И этим словам не внемлил Владлен. Он находился в таком восторге, что ему просто не терпелось поскорее въехать в ущелье, и он отдал повод коню.
— Стой! — резко, даже грубо скомандовал Рашид. — Только за мной. Коновод замыкает.
И он, не обратив внимания, какое впечатление произвел на Владлена его приказ, пустил коня по тропе, но уже через несколько десятков метров, хотя на ней не виделось никаких предостерегающих знаков, свернул с нее, потом, спрыгнув с коня, повел его круто вверх, петляя меж валунами.
Владлен последовал его примеру, а через сотню метров увидел, что торная тропа разорвана широким провалом, тугайный же подлесок, жесткий и колючий, так спрессовал тропу перед тем провалом, что коню просто негде было бы развернуться, окажись они там. К тому же кое-где через тропу уже перекинулись плети костяники, будто протянули руки братства друг другу две стены. Откуда узнал Рашид и о разломе, и о колючих непроходимых стенах у тропы? В комендатуре, как припоминал Богусловский, никто не говорил им об этом. Он даже спросил Кокаскерова:
— Как давно тропа непроходима?
— Отец возил меня здесь. Ребенком еще. Дальше такого не попадется больше.
Верно: тропа больше не рассекалась трещинами, не было на ней и завалов, потому ехать по ней было даже приятно, тем более что она шла по опушке тугаев, от которых веяло прохладой от невидимой, но шумно клокочущей речки. Веселили путников и птичьи песенные коленца, с переливами, с посвистом, на похвальбу друг перед другом, которые как бы главенствовали над шумом воды, не соединяясь с ним. Такая приятность, однако же, длилась не так уж и долго: тропа все круче и круче забиралась вверх, отдаляясь от реки, да и лес по ее берегам заметно редел, и вот она уже вовсе в чем мать родила, и стыдно ей за свою неприкаянную наготу, торопится она поскорее укрыть себя в сени деревьев, сердится на мешающие ее бегу валуны, пенится, бьет их со всей силы, но сильной от этого не кажется, а, наоборот, вызывает жалость.

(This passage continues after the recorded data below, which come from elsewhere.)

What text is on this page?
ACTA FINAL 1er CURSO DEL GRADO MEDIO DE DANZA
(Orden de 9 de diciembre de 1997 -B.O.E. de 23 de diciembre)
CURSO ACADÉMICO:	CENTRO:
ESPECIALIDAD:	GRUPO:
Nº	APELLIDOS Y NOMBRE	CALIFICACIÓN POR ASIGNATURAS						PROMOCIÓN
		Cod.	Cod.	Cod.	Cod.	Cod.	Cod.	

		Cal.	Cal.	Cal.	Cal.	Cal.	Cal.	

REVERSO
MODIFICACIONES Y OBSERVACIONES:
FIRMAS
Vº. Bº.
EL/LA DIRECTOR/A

Рашид остановил коня и, спешиваясь, кивнул на речку:
— Смотри. Вода утечет, камни останутся.
Иное направление мысли, выходит, у Кокаскерова. Совсем иное. О бренности житейской суеты и спешки. Верно, пожалуй, а если учитывать еще и особенности восточной философии, то это — жизненное кредо.
Рашид смотрел, словно забыв о времени, вниз, на сумасшедшую речку, и думал свою думу. А солнце уже выкарабкивалось к зениту.
— Успеем ли до темноты? — попытался Владлен вернуть Кокаскерова с философских вершин на грешный гранит, но оказалось зря. Тот не терял реальности.
— Отец отвечал мне так: шайтан если не помешает… Не понятно, кто шайтан? Все равно что черт. Если не помешает, успеем. А я так думаю: успеем, если кони хорошо отдохнут.
Понял Владлен, для чего был нужен отдых коням совсем скоро. Тропа, обогнув скалу, покарабкалась так круто вверх, что пришлось спешиться и ухватиться за конские хвосты. Умные, привыкшие к горным кручам пограничные кони смело и без понукания взбирались, не сбиваясь с тропы, к раскрывшему свой зубастый зев расщелку, перед которым виднелась пятачковая ровность. Хозяев, которые больно тянули за хвосты вниз, мешая тем самым ровному движению, кони не отпихивали. Тащили упрямо свой крест.